In this section, we’re going to talk about measuring the magnetic field. A simple and familiar type of magnetic field sensor is the magnetic compass. The compass was discovered by the Chinese over 2,000 years ago. It contains a magnetized needle that aligns with the Earth’s magnetic field. The Earth rotates about an axis that passes through the North and South geographic poles. The Earth itself is a gigantic magnet and the North and South poles of the magnet do not correspond to the North and South geographic poles of the Earth. We can imagine the magnetic field lines from this giant internal magnet passing out of the surface of the planet, arcing through space, and then diving back in to the ground at the North magnetic pole.
The red arrow that I’m holding represents approximately one of the Earth’s magnetic field lines. We can think of these as imaginary lines which come out of the Earth, arc through the sky and land again at the North Pole of the planet. Now, I have aligned this arrow by measuring the three components of the Earth’s magnetic field using my phone. And, at the moment, the way I have this arrow and the phone oriented, the only component of magnetic field that’s non zero is in the Y direction, that’s the, this direction on my, on my phone.
The magnetic poles of the Earth are constantly moving and that’s a bit problematic for a sensor like a compass which points at the magnetic poles. We need to understand something about where the magnetic poles are with respect to the geographic poles and how they are moving. The needle of a compass points towards the Magnetic North Pole of the planet. But, true North or geographic North is in a different direction. Here, we have a right-handed coordinate frame where the axes are pointing to geographic North, geographic East and vertically down toward the center of the planet. Imagine now a plane that contains the magnetic field vector which is denoted by a red arrow and the symbol B. Angle between this plane and the geographic North direction is the magnetic declination angle D.
This diagram shows magnetic declination for the year 2010 and we can see that it varies quite significantly across the planet. Magnetic North can be up to plus or minus 20 degrees away from true North. These values become quite extreme in the vicinity of the South Magnetic Pole which we can see very clearly here. If you’re sailing a boat and you’re using a nautical chart, the appropriate magnetic declination is typically marked somewhere on that chart. Magnetic declination varies over time and this fascinating video shows the contour lines of magnetic declination varying over periods of hundreds of years.

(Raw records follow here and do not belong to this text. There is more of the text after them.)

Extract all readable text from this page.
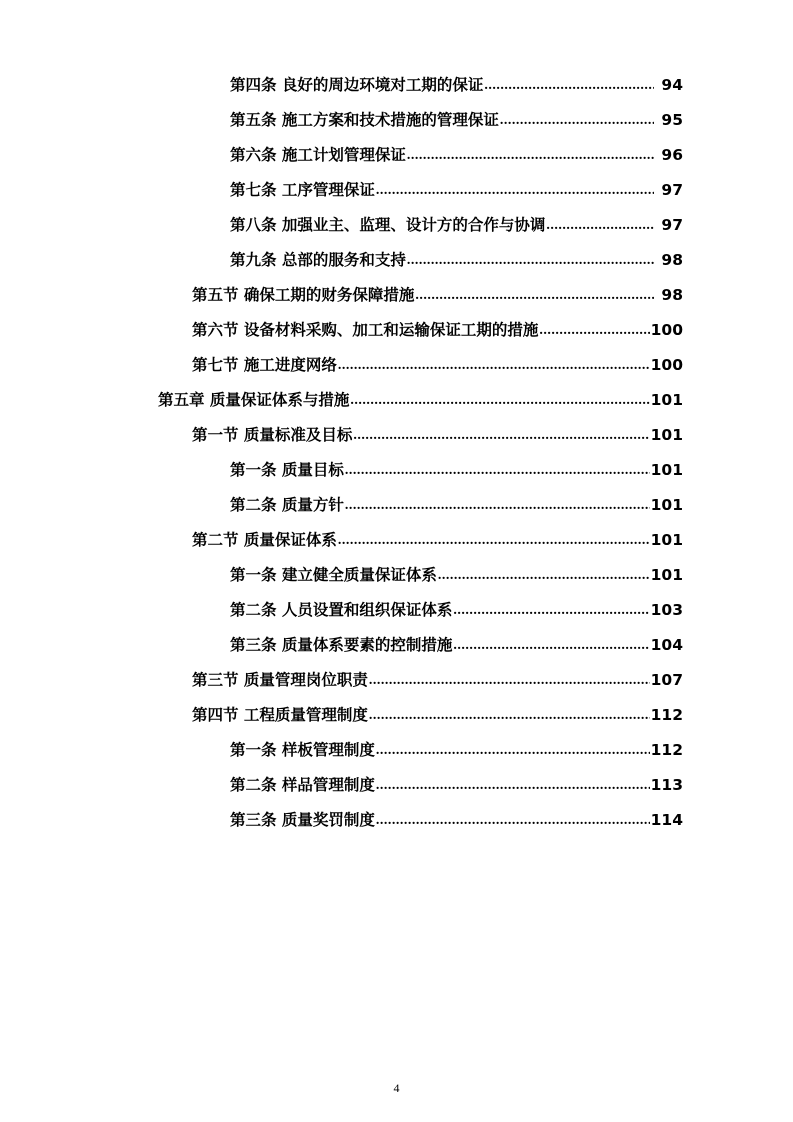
第四条 良好的周边环境对工期的保证 .....	94
第五条 施工方案和技术措施的管理保证 .....	95
第六条 施工计划管理保证 .....	96
第七条 工序管理保证 .....	97
第八条 加强业主、监理、设计方的合作与协调 .....	97
第九条 总部的服务和支持 .....	98
第五节 确保工期的财务保障措施 .....	98
第六节 设备材料采购、加工和运输保证工期的措施 .....	100
第七节 施工进度网络 .....	100
第五章 质量保证体系与措施 .....	101
第一节 质量标准及目标 .....	101
第一条 质量目标 .....	101
第二条 质量方针 .....	101
第二节 质量保证体系 .....	101
第一条 建立健全质量保证体系 .....	101
第二条 人员设置和组织保证体系 .....	103
第三条 质量体系要素的控制措施 .....	104
第三节 质量管理岗位职责 .....	107
第四节 工程质量管理制度 .....	112
第一条 样板管理制度 .....	112
第二条 样品管理制度 .....	113
第三条 质量奖罚制度 .....	114
4
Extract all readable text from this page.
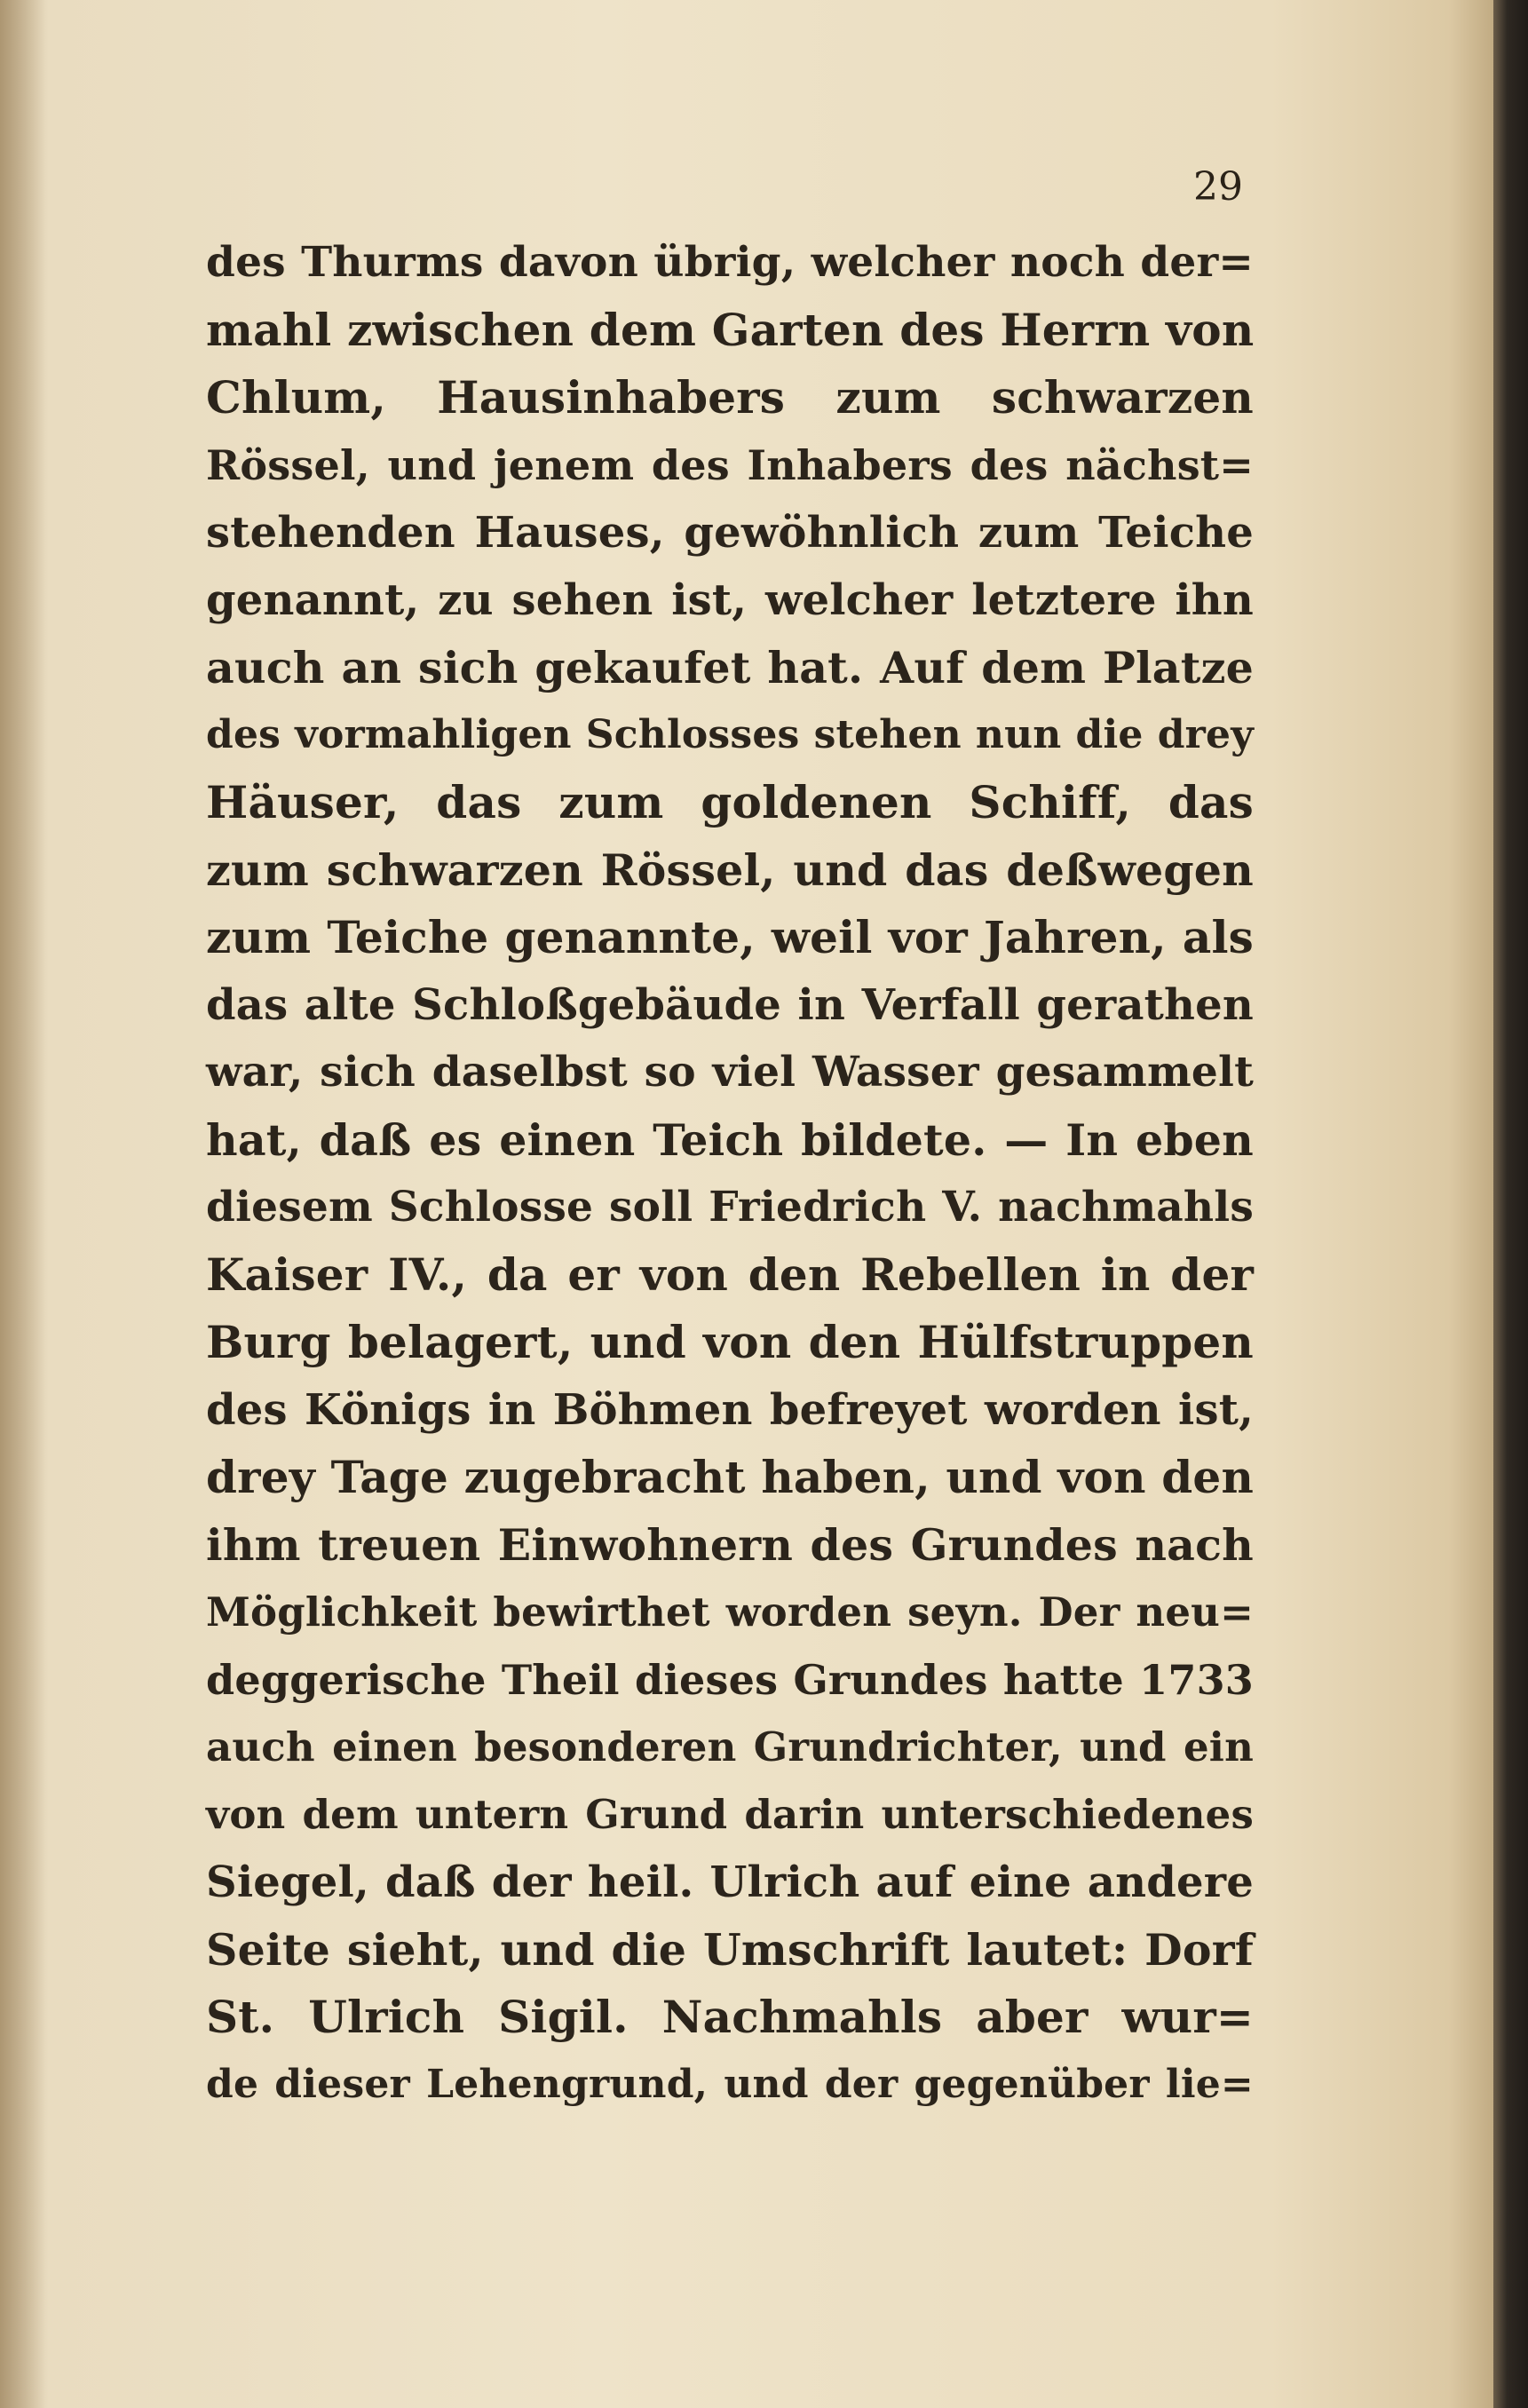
29
des Thurms davon übrig, welcher noch der=
mahl zwischen dem Garten des Herrn von
Chlum, Hausinhabers zum schwarzen
Rössel, und jenem des Inhabers des nächst=
stehenden Hauses, gewöhnlich zum Teiche
genannt, zu sehen ist, welcher letztere ihn
auch an sich gekaufet hat. Auf dem Platze
des vormahligen Schlosses stehen nun die drey
Häuser, das zum goldenen Schiff, das
zum schwarzen Rössel, und das deßwegen
zum Teiche genannte, weil vor Jahren, als
das alte Schloßgebäude in Verfall gerathen
war, sich daselbst so viel Wasser gesammelt
hat, daß es einen Teich bildete. — In eben
diesem Schlosse soll Friedrich V. nachmahls
Kaiser IV., da er von den Rebellen in der
Burg belagert, und von den Hülfstruppen
des Königs in Böhmen befreyet worden ist,
drey Tage zugebracht haben, und von den
ihm treuen Einwohnern des Grundes nach
Möglichkeit bewirthet worden seyn. Der neu=
deggerische Theil dieses Grundes hatte 1733
auch einen besonderen Grundrichter, und ein
von dem untern Grund darin unterschiedenes
Siegel, daß der heil. Ulrich auf eine andere
Seite sieht, und die Umschrift lautet: Dorf
St. Ulrich Sigil. Nachmahls aber wur=
de dieser Lehengrund, und der gegenüber lie=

The magnetic field lines are generally not parallel to the surface of the Earth. In the Southern Hemisphere, the magnetic field lines come out of the ground. And, in the Northern Hemisphere, the magnetic field lines disappear into the ground. So, we can introduce another angle which is referred to as magnetic inclination denoted typically by the symbol I and that represents the angle of the magnetic field line with respect to the surface of the Earth. And, this is a map of magnetic inclination over the surface of the planet. The sign convention used is Northern Hemisphere centric. So, if the magnetic field line is descending in to the ground, the inclination angle is considered to be positive. Here is another chart and this one shows the strength of the magnetic field, the magnitude of the magnetic field vector and this is units of nano teslas. That’s 10 to the minus 9 Tesla. For comparison, a modern MRI machine has a magnetic field strength of around 4 to 8 Tesla. That’s a hundred thousand times stronger than the magnetic field strength of the Earth.
We learn the principles behind magnetometers, sensors that measure the Earth’s magnetic field.